La fusion des régions et la question de l'endettement


Communiqué · 14.06.2016

Dans son dernier communiqué, l’Assemblada Nacionala Occitana considérait que le débat autour du futur nom des nouvelles régions était un rideau de fumée répandu pour cacher les problèmes coutumiers de la gestion des collectivités locales par le marché-Etat-nation français : décisions administratives arbitraires, manque de démocratie, défaut de consultation des populations citoyennes, absence d’autorité politique avec une grande autonomie, faiblesse économique ou d'une pensée économique pour les nouvelles régions, nombreux problèmes budgétaires...

 

La question de l’endettement des régions est un exemple typique de ces manoeuvres technocratiques et financières que l'ANOC dénonçait : un document de l’Agence Décomptes Publics montre que grâce à la fusion, les dettes de certaines régions (qui étaient graves) baisseront, et que celles d'autres régions (qui étaient légères) augmenteront.

 

D’une manière générale, si la dette d'une région est très importante, c'est à cause d'une mauvaise gestion de l'argent public par les conseils régionaux et les élus des partis jacobins —de toutes les couleurs— au pouvoir de la décentralisation en Occitanie ; une dette faible prouve qu'une gestion meilleure était possible. Ainsi avec la fusion, dans une logique parfaitement jacobine, les populations des régions financièrement stables paieront les incompétences politiques et administratives des conseils régionaux voisins.

 

C'est le cas pour la région Midi-Pyrénées qui hérite de la gestion financière catastrophique de la région Languedoc-Roussillon. Idem pour l'Aquitaine qui hérite de celles du Limousin et du Poitou-Charentes.
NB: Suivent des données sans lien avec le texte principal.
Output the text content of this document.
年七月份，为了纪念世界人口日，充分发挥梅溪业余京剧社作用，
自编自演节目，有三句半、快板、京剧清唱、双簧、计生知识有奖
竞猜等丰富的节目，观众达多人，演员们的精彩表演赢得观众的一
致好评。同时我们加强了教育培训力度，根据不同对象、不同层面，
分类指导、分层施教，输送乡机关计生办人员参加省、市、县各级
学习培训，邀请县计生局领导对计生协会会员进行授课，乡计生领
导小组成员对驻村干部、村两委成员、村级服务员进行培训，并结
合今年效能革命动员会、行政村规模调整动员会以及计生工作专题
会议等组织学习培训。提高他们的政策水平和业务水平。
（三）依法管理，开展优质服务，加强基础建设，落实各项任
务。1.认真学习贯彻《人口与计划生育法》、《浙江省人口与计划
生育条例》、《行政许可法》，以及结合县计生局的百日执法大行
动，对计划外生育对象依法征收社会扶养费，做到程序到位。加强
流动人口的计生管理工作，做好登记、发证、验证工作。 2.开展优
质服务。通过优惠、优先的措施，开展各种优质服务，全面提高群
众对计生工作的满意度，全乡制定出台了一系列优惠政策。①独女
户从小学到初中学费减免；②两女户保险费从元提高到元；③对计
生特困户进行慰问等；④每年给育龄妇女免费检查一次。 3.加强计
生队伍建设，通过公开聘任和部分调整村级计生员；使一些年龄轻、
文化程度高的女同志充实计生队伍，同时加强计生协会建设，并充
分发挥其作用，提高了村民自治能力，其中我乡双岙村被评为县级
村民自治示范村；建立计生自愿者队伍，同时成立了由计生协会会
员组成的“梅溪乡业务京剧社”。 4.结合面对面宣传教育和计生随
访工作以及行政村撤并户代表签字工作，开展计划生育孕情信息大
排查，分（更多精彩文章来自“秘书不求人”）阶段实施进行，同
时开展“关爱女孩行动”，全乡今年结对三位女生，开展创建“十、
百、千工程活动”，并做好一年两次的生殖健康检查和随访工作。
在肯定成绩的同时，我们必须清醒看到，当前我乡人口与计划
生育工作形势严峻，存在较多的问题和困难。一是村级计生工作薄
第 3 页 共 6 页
Ce sera pour Toulouse comme pour Bordeaux le prix du recentrage des pouvoirs des nouvelles régions dans ces villes.

 

Le seul gagnant de ce calcul obscur sera le gouvernement de l'État français qui règle ainsi un problème épineux vu que les équipes responsables de la mauvaise gestion des régions de Languedoc-Roussillon, Limousin et Poitou-Charentes sont du même parti politique que la majorité actuelle au pouvoir parisien. Il en aurait été de même quel que soit le parti jacobin.

 

A ce titre, dans son rapport sur l'état de la démocratie locale en France, le Conseil de l'Europe a critiqué l'État français sur la fusion des régions en dénonçant le manque de consultation auprès des représentants des collectivités territoriales, la trop faible sollicitation des représentants d'associations de pouvoirs locaux et aussi le chevauchement des compétences entre les régions qui ont fusionné.

 

L’ANOC assume une pensée politique libre et préconise donc de véritables entités régionales, avec des identités culturelles, linguistiques et historiques, une gestion autonome et un milieu politique local éloigné des calculs des partis jacobins.

 

Nous voulons des régions qui servent d'interlocuteurs locaux au pouvoir central et non de faire-valoir des politiciens parisiens.

 

Ainsi nous voulons notre propre fiscalité et le désengagement fiscal de l'État centraliste qui prouve qu'il ne sait pas gérer l'argent public de la décentralisation.

 

Nous sommes pour une constitution démocratique dans toutes les régions occitanes, avec l'assentiment de toute la population de l'Occitanie : une manière de demander une réelle réforme nouvelle et sérieuse sur le découpage régional et la loi "NOTRe" (Nouvelle Organisation Territoriale de la République).